This is what the minister says in the annual Abel Herzberg lecture, in which he also looks back on his own uncertainties during the start of the corona crisis. And he is running ahead of the CDA story during the elections next year, in which he strongly opposes liberalism.
Racism
De Jonge refers to the work of the lecture’s namesake, Abel Herzberg, who wrote several stories about the persecution of the Jews in World War II and his own time in various concentration camps. “It would be great if we could say to each other today that anti-Semitism and racism belonged to a dark past. That we had eradicated it root and branch after 1945. But nothing is less true.”

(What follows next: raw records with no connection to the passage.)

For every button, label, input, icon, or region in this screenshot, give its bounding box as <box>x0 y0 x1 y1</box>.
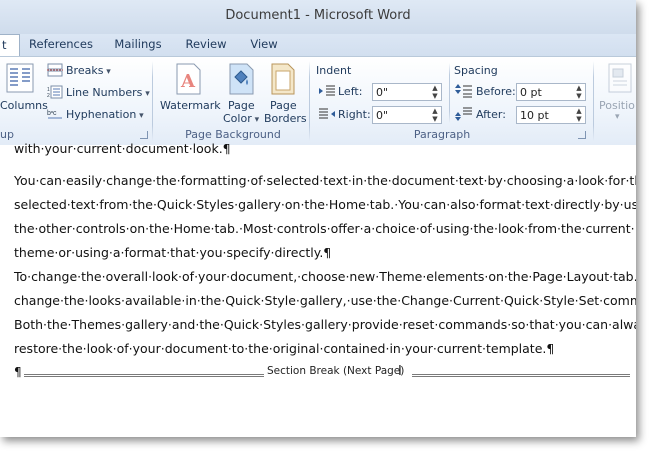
spacing-after-icon <box>455 106 473 127</box>
spacing-before-label: Before: <box>476 85 516 98</box>
paragraph-line: restore·the·look·of·your·document·to·the… <box>14 341 555 356</box>
indent-right-label: Right: <box>338 108 371 121</box>
paragraph-1[interactable]: with·your·current·document·look.¶ <box>14 137 626 161</box>
paragraph-line: with·your·current·document·look.¶ <box>14 141 231 156</box>
spinner-arrows-icon[interactable]: ▲ ▼ <box>574 107 584 123</box>
spacing-before-input[interactable]: 0 pt ▲ ▼ <box>516 83 586 101</box>
group-divider <box>152 61 153 141</box>
indent-left-label: Left: <box>338 85 363 98</box>
line-numbers-button[interactable]: Line Numbers <box>66 86 150 99</box>
section-break-line <box>412 374 630 377</box>
indent-left-input[interactable]: 0" ▲ ▼ <box>372 83 442 101</box>
indent-left-icon <box>318 84 336 103</box>
tab-review[interactable]: Review <box>178 34 234 55</box>
spacing-after-label: After: <box>476 108 506 121</box>
tab-page-layout[interactable]: t <box>0 34 20 57</box>
tab-references[interactable]: References <box>24 34 98 55</box>
spacing-after-value: 10 pt <box>520 109 549 122</box>
section-break-label: Section Break (Next Page) <box>266 365 406 377</box>
tab-mailings[interactable]: Mailings <box>106 34 170 55</box>
group-divider <box>593 61 594 141</box>
columns-button-label[interactable]: Columns <box>0 99 48 112</box>
group-divider <box>449 63 450 123</box>
paragraph-2[interactable]: You·can·easily·change·the·formatting·of·… <box>14 169 636 265</box>
ribbon-tabs: t References Mailings Review View <box>0 34 636 57</box>
svg-text:c: c <box>53 110 57 117</box>
breaks-button[interactable]: Breaks <box>66 64 111 77</box>
position-dropdown-icon[interactable]: ▾ <box>615 112 620 122</box>
section-break[interactable]: ¶ Section Break (Next Page) Ι <box>14 364 634 381</box>
window-title: Document1 - Microsoft Word <box>225 8 411 23</box>
paragraph-line: You·can·easily·change·the·formatting·of·… <box>14 173 636 188</box>
group-divider <box>309 61 310 141</box>
position-button[interactable]: Positio <box>599 99 635 112</box>
line-numbers-icon: 1 2 <box>47 85 63 104</box>
paragraph-line: Both·the·Themes·gallery·and·the·Quick·St… <box>14 317 636 332</box>
paragraph-line: change·the·looks·available·in·the·Quick·… <box>14 293 636 308</box>
breaks-icon <box>47 63 63 82</box>
svg-text:A: A <box>180 71 196 92</box>
word-window: Document1 - Microsoft Word t References … <box>0 0 636 437</box>
paragraph-line: theme·or·using·a·format·that·you·specify… <box>14 245 332 260</box>
hyphenation-button[interactable]: Hyphenation <box>66 108 144 121</box>
indent-right-value: 0" <box>376 109 389 122</box>
paragraph-line: the·other·controls·on·the·Home·tab.·Most… <box>14 221 635 236</box>
paragraph-3[interactable]: To·change·the·overall·look·of·your·docum… <box>14 265 636 361</box>
page-color-button[interactable]: Color <box>223 112 259 125</box>
spinner-arrows-icon[interactable]: ▲ ▼ <box>430 107 440 123</box>
ribbon: Columns Breaks 1 2 Line Numbers b c <box>0 56 636 146</box>
spinner-arrows-icon[interactable]: ▲ ▼ <box>574 84 584 100</box>
position-icon[interactable] <box>608 63 632 98</box>
svg-text:b: b <box>47 110 51 117</box>
pilcrow-mark: ¶ <box>14 365 22 379</box>
hyphenation-icon: b c <box>47 107 63 126</box>
spacing-before-icon <box>455 83 473 104</box>
paragraph-line: selected·text·from·the·Quick·Styles·gall… <box>14 197 636 212</box>
spacing-before-value: 0 pt <box>520 86 542 99</box>
page-color-icon[interactable] <box>227 63 255 100</box>
title-bar: Document1 - Microsoft Word <box>0 0 636 35</box>
tab-view[interactable]: View <box>242 34 286 55</box>
spacing-heading: Spacing <box>454 64 498 77</box>
svg-text:2: 2 <box>47 93 50 99</box>
indent-heading: Indent <box>316 64 352 77</box>
document-area[interactable]: with·your·current·document·look.¶ You·ca… <box>0 141 636 437</box>
indent-left-value: 0" <box>376 86 389 99</box>
spacing-after-input[interactable]: 10 pt ▲ ▼ <box>516 106 586 124</box>
indent-right-icon <box>318 107 336 126</box>
page-borders-icon[interactable] <box>270 63 296 100</box>
page-borders-label-line1[interactable]: Page <box>270 99 297 112</box>
paragraph-line: To·change·the·overall·look·of·your·docum… <box>14 269 636 284</box>
section-break-line <box>24 374 264 377</box>
watermark-icon[interactable]: A <box>174 63 202 100</box>
page-color-label-line1[interactable]: Page <box>228 99 255 112</box>
indent-right-input[interactable]: 0" ▲ ▼ <box>372 106 442 124</box>
spinner-arrows-icon[interactable]: ▲ ▼ <box>430 84 440 100</box>
i-beam-cursor-icon: Ι <box>398 364 402 379</box>
columns-icon[interactable] <box>6 63 34 98</box>
watermark-button[interactable]: Watermark <box>160 99 221 112</box>
page-borders-button[interactable]: Borders <box>264 112 307 125</box>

The minister refers to the Black Lives Matter protests following the death of George Floyd, “a justified call for recognition.” According to him, racism is still present in the Netherlands, despite people’s good intentions. “I honestly do not believe that there are large groups of Dutch people who consciously express themselves racist, or who approve of racism. But that is no reason to think that it is not so bad. It’s not easy. ”
According to him, the problem is greatest when people no longer want to understand each other and come up against each other. That is racism. And we have to pull it out of the ground again and again like weeds. Because racism does people injustice. ”
Uncertainties
De Jonge also looks back at the beginning of the corona crisis and the uncertainties in his work as ‘corona minister’. “We all had those insecurities – I felt them too. I want to have a grip, keep control in my work. Getting ahead of things, anticipating things, making a decision when you can oversee its impact. But that was not possible during those first months of corona. ”
The criticism of his work has left De Jonge ‘not completely cold’. At the start of his lecture, he reads out some of the hate speech he received (“mass murderer”, “Hugo Hitler”, “vaccinazi”). Yet he does not want to write off those people, but rather to reach out. Because: “Most hatred is projection of a sense of denial, injustice, fear.”
The idea of reaching out is in line with the direction in which De Jonge, as the new CDA party leader, wants to send his party. He would like to send his party, which is characterized by a right and left flank, to ‘the middle’, as is known. According to him, the solution to the problems lies in ‘a strong society’.
Liberalism
In his lecture, De Jonge turns away from liberalism, for which the current coalition partner VVD is known. Belief in the market is, according to De Jonge, ‘not everything’. But shifting all responsibility to the government is, according to him, ‘just a recipe for more dissatisfaction’.